Patheon announced that it plans to sell its facility in Carolina, PR, while retaining two other sites in Caguas and Manati. The announcement came during the company's 4Q07 financial statement. The quarter ended October 31.
The Carolina site is a 230,000-square-foot facility with 200 employees, and specializes in the manufacture of oral cephalosporin solid dosage forms, including tablets, capsules and powders for suspension. The facility currently manufactures four products for six clients. Said outgoing chief executive officer Riccardo Trecroce, "We have concluded that Carolina -- a high-quality site with specialized capabilities and expertise - would be of greater strategic value to another company with a focus on manufacturing oral cephalosporins. This divestiture will allow us to focus on improving operating performance and growing our business at the Caguas and Manati facilities." During the quarter, the company announced the sale of its Niagara-Burlington OTC facility to Pharmetics.

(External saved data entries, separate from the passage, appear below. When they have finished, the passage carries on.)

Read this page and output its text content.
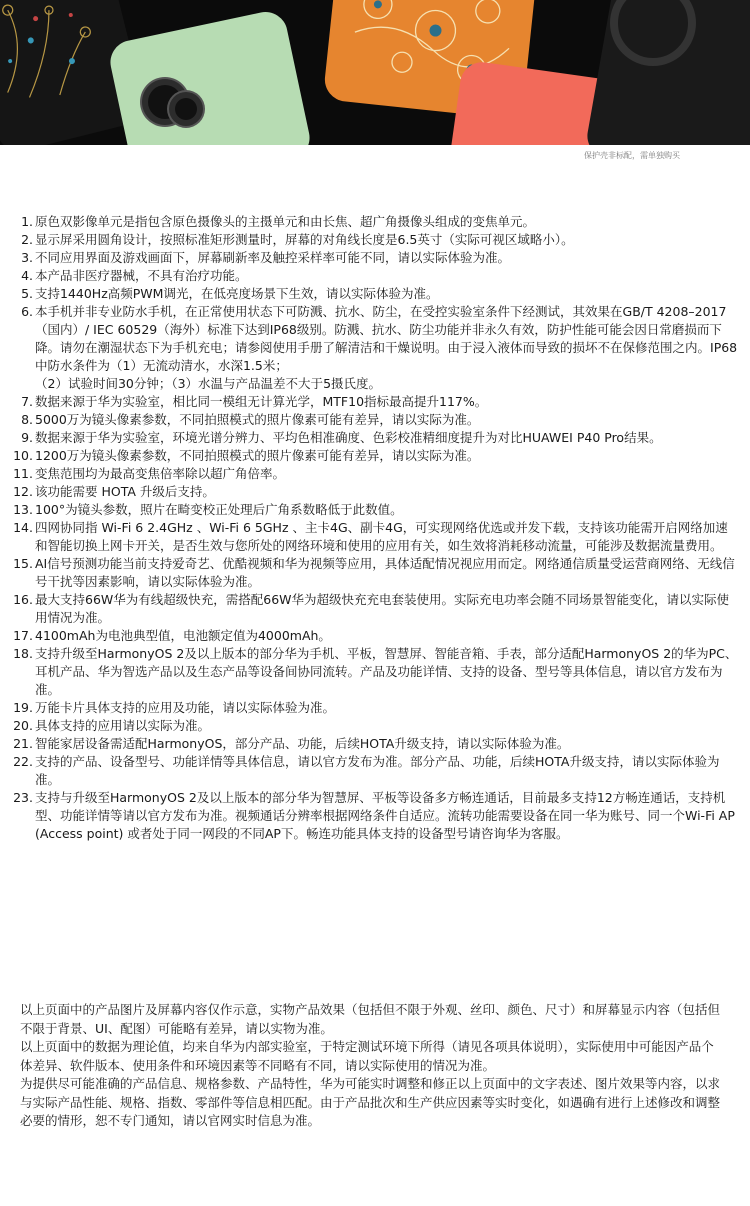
保护壳非标配，需单独购买
1. 原色双影像单元是指包含原色摄像头的主摄单元和由长焦、超广角摄像头组成的变焦单元。
2. 显示屏采用圆角设计，按照标准矩形测量时，屏幕的对角线长度是6.5英寸（实际可视区域略小）。
3. 不同应用界面及游戏画面下，屏幕刷新率及触控采样率可能不同，请以实际体验为准。
4. 本产品非医疗器械，不具有治疗功能。
5. 支持1440Hz高频PWM调光，在低亮度场景下生效，请以实际体验为准。
6. 本手机并非专业防水手机，在正常使用状态下可防溅、抗水、防尘，在受控实验室条件下经测试，其效果在GB/T 4208–2017（国内）/ IEC 60529（海外）标准下达到IP68级别。防溅、抗水、防尘功能并非永久有效，防护性能可能会因日常磨损而下降。请勿在潮湿状态下为手机充电；请参阅使用手册了解清洁和干燥说明。由于浸入液体而导致的损坏不在保修范围之内。IP68中防水条件为（1）无流动清水，水深1.5米；
（2）试验时间30分钟；（3）水温与产品温差不大于5摄氏度。
7. 数据来源于华为实验室，相比同一模组无计算光学，MTF10指标最高提升117%。
8. 5000万为镜头像素参数，不同拍照模式的照片像素可能有差异，请以实际为准。
9. 数据来源于华为实验室，环境光谱分辨力、平均色相准确度、色彩校准精细度提升为对比HUAWEI P40 Pro结果。
10. 1200万为镜头像素参数，不同拍照模式的照片像素可能有差异，请以实际为准。
11. 变焦范围均为最高变焦倍率除以超广角倍率。
12. 该功能需要 HOTA 升级后支持。
13. 100°为镜头参数，照片在畸变校正处理后广角系数略低于此数值。
14. 四网协同指 Wi-Fi 6 2.4GHz 、Wi-Fi 6 5GHz 、主卡4G、副卡4G，可实现网络优选或并发下载，支持该功能需开启网络加速和智能切换上网卡开关，是否生效与您所处的网络环境和使用的应用有关，如生效将消耗移动流量，可能涉及数据流量费用。
15. AI信号预测功能当前支持爱奇艺、优酷视频和华为视频等应用，具体适配情况视应用而定。网络通信质量受运营商网络、无线信号干扰等因素影响，请以实际体验为准。
16. 最大支持66W华为有线超级快充，需搭配66W华为超级快充充电套装使用。实际充电功率会随不同场景智能变化，请以实际使用情况为准。
17. 4100mAh为电池典型值，电池额定值为4000mAh。
18. 支持升级至HarmonyOS 2及以上版本的部分华为手机、平板，智慧屏、智能音箱、手表，部分适配HarmonyOS 2的华为PC、耳机产品、华为智选产品以及生态产品等设备间协同流转。产品及功能详情、支持的设备、型号等具体信息，请以官方发布为准。
19. 万能卡片具体支持的应用及功能，请以实际体验为准。
20. 具体支持的应用请以实际为准。
21. 智能家居设备需适配HarmonyOS，部分产品、功能，后续HOTA升级支持，请以实际体验为准。
22. 支持的产品、设备型号、功能详情等具体信息，请以官方发布为准。部分产品、功能，后续HOTA升级支持，请以实际体验为准。
23. 支持与升级至HarmonyOS 2及以上版本的部分华为智慧屏、平板等设备多方畅连通话，目前最多支持12方畅连通话，支持机型、功能详情等请以官方发布为准。视频通话分辨率根据网络条件自适应。流转功能需要设备在同一华为账号、同一个Wi-Fi AP (Access point) 或者处于同一网段的不同AP下。畅连功能具体支持的设备型号请咨询华为客服。

以上页面中的产品图片及屏幕内容仅作示意，实物产品效果（包括但不限于外观、丝印、颜色、尺寸）和屏幕显示内容（包括但不限于背景、UI、配图）可能略有差异，请以实物为准。

以上页面中的数据为理论值，均来自华为内部实验室，于特定测试环境下所得（请见各项具体说明），实际使用中可能因产品个体差异、软件版本、使用条件和环境因素等不同略有不同，请以实际使用的情况为准。

为提供尽可能准确的产品信息、规格参数、产品特性，华为可能实时调整和修正以上页面中的文字表述、图片效果等内容，以求与实际产品性能、规格、指数、零部件等信息相匹配。由于产品批次和生产供应因素等实时变化，如遇确有进行上述修改和调整必要的情形，恕不专门通知，请以官网实时信息为准。
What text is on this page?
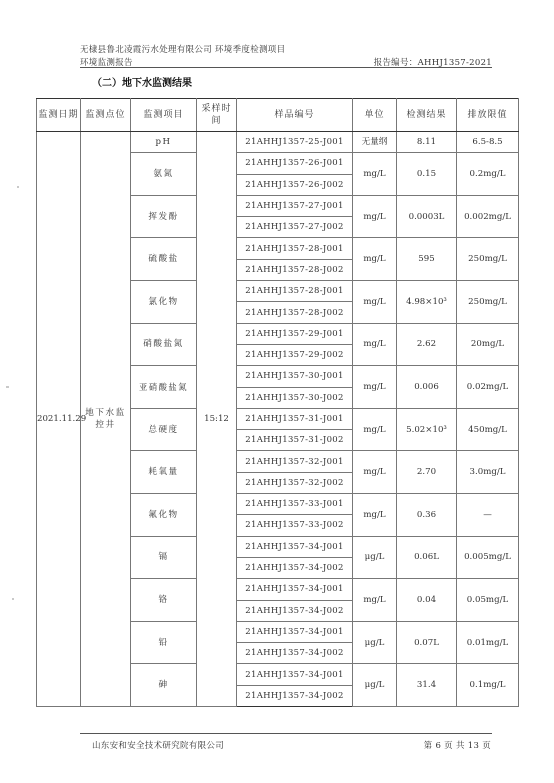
无棣县鲁北凌霞污水处理有限公司 环境季度检测项目
环境监测报告	报告编号：AHHJ1357-2021
（二）地下水监测结果
监测日期	监测点位	监测项目	采样时间	样品编号	单位	检测结果	排放限值
2021.11.29	地下水监控井	pH	15:12	21AHHJ1357-25-J001	无量纲	8.11	6.5-8.5
		氨氮		21AHHJ1357-26-J001	mg/L	0.15	0.2mg/L
				21AHHJ1357-26-J002			
		挥发酚		21AHHJ1357-27-J001	mg/L	0.0003L	0.002mg/L
				21AHHJ1357-27-J002			
		硫酸盐		21AHHJ1357-28-J001	mg/L	595	250mg/L
				21AHHJ1357-28-J002			
		氯化物		21AHHJ1357-28-J001	mg/L	4.98×10³	250mg/L
				21AHHJ1357-28-J002			
		硝酸盐氮		21AHHJ1357-29-J001	mg/L	2.62	20mg/L
				21AHHJ1357-29-J002			
		亚硝酸盐氮		21AHHJ1357-30-J001	mg/L	0.006	0.02mg/L
				21AHHJ1357-30-J002			
		总硬度		21AHHJ1357-31-J001	mg/L	5.02×10³	450mg/L
				21AHHJ1357-31-J002			
		耗氧量		21AHHJ1357-32-J001	mg/L	2.70	3.0mg/L
				21AHHJ1357-32-J002			
		氟化物		21AHHJ1357-33-J001	mg/L	0.36	—
				21AHHJ1357-33-J002			
		镉		21AHHJ1357-34-J001	μg/L	0.06L	0.005mg/L
				21AHHJ1357-34-J002			
		铬		21AHHJ1357-34-J001	mg/L	0.04	0.05mg/L
				21AHHJ1357-34-J002			
		铅		21AHHJ1357-34-J001	μg/L	0.07L	0.01mg/L
				21AHHJ1357-34-J002			
		砷		21AHHJ1357-34-J001	μg/L	31.4	0.1mg/L
				21AHHJ1357-34-J002			
山东安和安全技术研究院有限公司	第 6 页 共 13 页
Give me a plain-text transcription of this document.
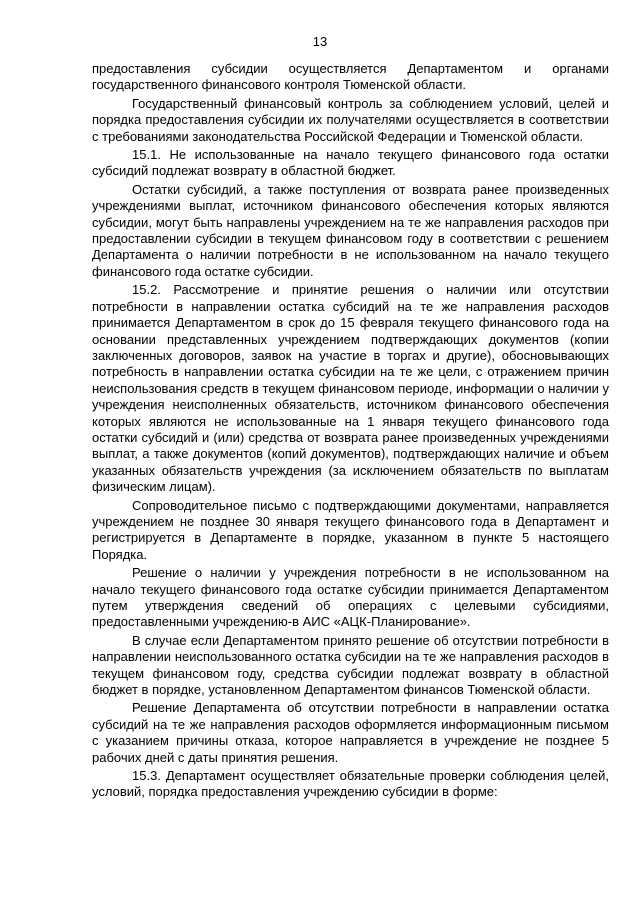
13

предоставления субсидии осуществляется Департаментом и органами государственного финансового контроля Тюменской области.

Государственный финансовый контроль за соблюдением условий, целей и порядка предоставления субсидии их получателями осуществляется в соответствии с требованиями законодательства Российской Федерации и Тюменской области.

15.1. Не использованные на начало текущего финансового года остатки субсидий подлежат возврату в областной бюджет.

Остатки субсидий, а также поступления от возврата ранее произведенных учреждениями выплат, источником финансового обеспечения которых являются субсидии, могут быть направлены учреждением на те же направления расходов при предоставлении субсидии в текущем финансовом году в соответствии с решением Департамента о наличии потребности в не использованном на начало текущего финансового года остатке субсидии.

15.2. Рассмотрение и принятие решения о наличии или отсутствии потребности в направлении остатка субсидий на те же направления расходов принимается Департаментом в срок до 15 февраля текущего финансового года на основании представленных учреждением подтверждающих документов (копии заключенных договоров, заявок на участие в торгах и другие), обосновывающих потребность в направлении остатка субсидии на те же цели, с отражением причин неиспользования средств в текущем финансовом периоде, информации о наличии у учреждения неисполненных обязательств, источником финансового обеспечения которых являются не использованные на 1 января текущего финансового года остатки субсидий и (или) средства от возврата ранее произведенных учреждениями выплат, а также документов (копий документов), подтверждающих наличие и объем указанных обязательств учреждения (за исключением обязательств по выплатам физическим лицам).

Сопроводительное письмо с подтверждающими документами, направляется учреждением не позднее 30 января текущего финансового года в Департамент и регистрируется в Департаменте в порядке, указанном в пункте 5 настоящего Порядка.

Решение о наличии у учреждения потребности в не использованном на начало текущего финансового года остатке субсидии принимается Департаментом путем утверждения сведений об операциях с целевыми субсидиями, предоставленными учреждению-в АИС «АЦК-Планирование».

В случае если Департаментом принято решение об отсутствии потребности в направлении неиспользованного остатка субсидии на те же направления расходов в текущем финансовом году, средства субсидии подлежат возврату в областной бюджет в порядке, установленном Департаментом финансов Тюменской области.

Решение Департамента об отсутствии потребности в направлении остатка субсидий на те же направления расходов оформляется информационным письмом с указанием причины отказа, которое направляется в учреждение не позднее 5 рабочих дней с даты принятия решения.

15.3. Департамент осуществляет обязательные проверки соблюдения целей, условий, порядка предоставления учреждению субсидии в форме:
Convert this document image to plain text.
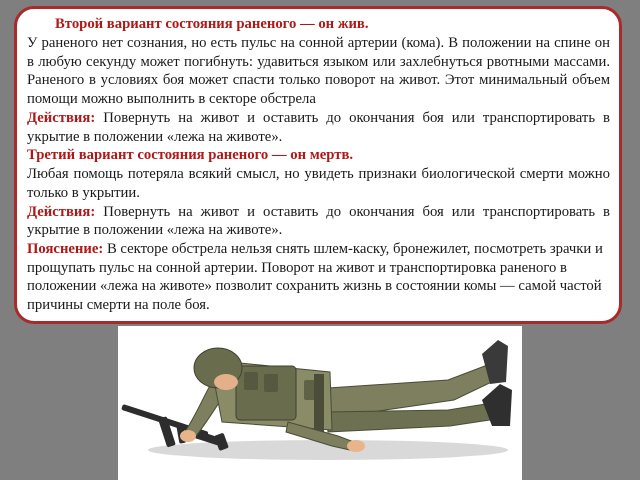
Второй вариант состояния раненого — он жив.

У раненого нет сознания, но есть пульс на сонной артерии (кома). В положении на спине он в любую секунду может погибнуть: удавиться языком или захлебнуться рвотными массами. Раненого в условиях боя может спасти только поворот на живот. Этот минимальный объем помощи можно выполнить в секторе обстрела

Действия: Повернуть на живот и оставить до окончания боя или транспортировать в укрытие в положении «лежа на животе».

Третий вариант состояния раненого — он мертв.

Любая помощь потеряла всякий смысл, но увидеть признаки биологической смерти можно только в укрытии.

Действия: Повернуть на живот и оставить до окончания боя или транспортировать в укрытие в положении «лежа на животе».

Пояснение: В секторе обстрела нельзя снять шлем-каску, бронежилет, посмотреть зрачки и прощупать пульс на сонной артерии. Поворот на живот и транспортировка раненого в положении «лежа на животе» позволит сохранить жизнь в состоянии комы — самой частой причины смерти на поле боя.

For the quarter, revenues from continuing operations grew 1% to $167 million. The company posted a net loss (including discontinued units) of $9.1 million in the quarter, down from a loss of $22.2 million in 4Q06. For FY07, revenues from continuing operations was up 1% to $677 million, with a net loss of $94.6 million, compared to a loss of $288.2 million in FY06. Patheon took a goodwill writeoff of $255 million in FY06, which accounts for much of that year's net loss.
Strong revenue growth in its European operations was offset by deteriorating revenues in PR (attributed to generic competition for Omnicef and Zocor) and a decline in Canadian sales (attributed to API delivery delays for a major prodct).